Continuous Integration (CI) is having code be recompiled (not necessary for Python) automatically every time it is committed to a repository. This includes doing unit tests which is completely relevant. Continuous Deployment (CD) is taking the output of the CI tool and automatically deploying it in the production system.
Check repo for changes -> Run build process (unit tests) -> move resulting code to VM
Make sure to conduct a load test: run at least twice as many API requests I expect to see and see if it still works.
- Keeping System Running
The DevOps team makes sure API is always running. This is done through monitoring (recording internal issues - errors), telemetry (recording events - requests and responses made), and alerting (automatic emails or Slack messages).

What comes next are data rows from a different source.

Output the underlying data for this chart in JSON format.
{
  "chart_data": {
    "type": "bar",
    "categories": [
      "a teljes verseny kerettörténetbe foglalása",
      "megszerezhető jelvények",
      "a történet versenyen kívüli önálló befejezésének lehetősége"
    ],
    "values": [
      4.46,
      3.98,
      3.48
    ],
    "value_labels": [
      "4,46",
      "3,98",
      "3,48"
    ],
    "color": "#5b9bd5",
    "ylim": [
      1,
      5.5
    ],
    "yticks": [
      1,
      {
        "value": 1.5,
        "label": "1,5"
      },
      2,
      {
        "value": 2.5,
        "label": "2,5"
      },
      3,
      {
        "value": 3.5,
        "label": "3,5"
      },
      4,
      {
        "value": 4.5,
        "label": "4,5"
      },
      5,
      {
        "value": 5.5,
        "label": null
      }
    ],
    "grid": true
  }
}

Make sure to retrain the model since the data it was trained on will become old. I could either repeat the steps I’ve followed OR automate retraining (which I still have to keep an eye on manually). Both of these methods require a standard schedule to do this every $n$ weeks or months. This can be automated in AWS SageMaker.
Working with Stakeholders
- Business
- if facts of data science called into question, help them understand what and how you did it
- Engineering:
- take extra care to communicate process so engineers will be less surprised (can’t handle the ambiguities of DS)
- Corporate Leadership:
- can gain leverage for the DS team
- My Manager:
- I can be vulnerable and open up about work troubles
Make sure to understand their goals (“what’s important to you?”), communicating constantly, being consistent (standardisation of work), and creating a relationship.
Why Data Science Projects Fail
- Data isn’t what I wanted
- Data doesn’t have a signal (no relationship in data to make a prediction - if simple models can’t find signal then complex ones can’t either)
- Customer didn’t end up wanting it
Make sure to manage risk through multiple projects and early stoppping points.
When a project fails make sure to document lessons learned, potentially pivoting, allowing myself to fail and looking at data scientists as treasure hunters not architects.
Joining the Data Science Community
Grow your portfolio through blog posts and projects, make sure to attend conferences (I will most likely require company support - sick leave and budget), giving talks (look for calls for proposals (CFPs)) and contribute to open source (open source sprints are hackathons for open source).
Leaving your Job Gracefully
Leave when there is nothing more to learn. Make sure you have a job on standby before you leave but this doesn’t give you the required break in between jobs and you will have to start immediately. To be able to this requires a data science network. Make sure to be selective about where you’re applying and don’t give notice by email.
Moving up the Ladder
There are three main pathways:
- management (no DS work)
- principal data scientist (technical lead)
- independent consulting (risky but allows freedom)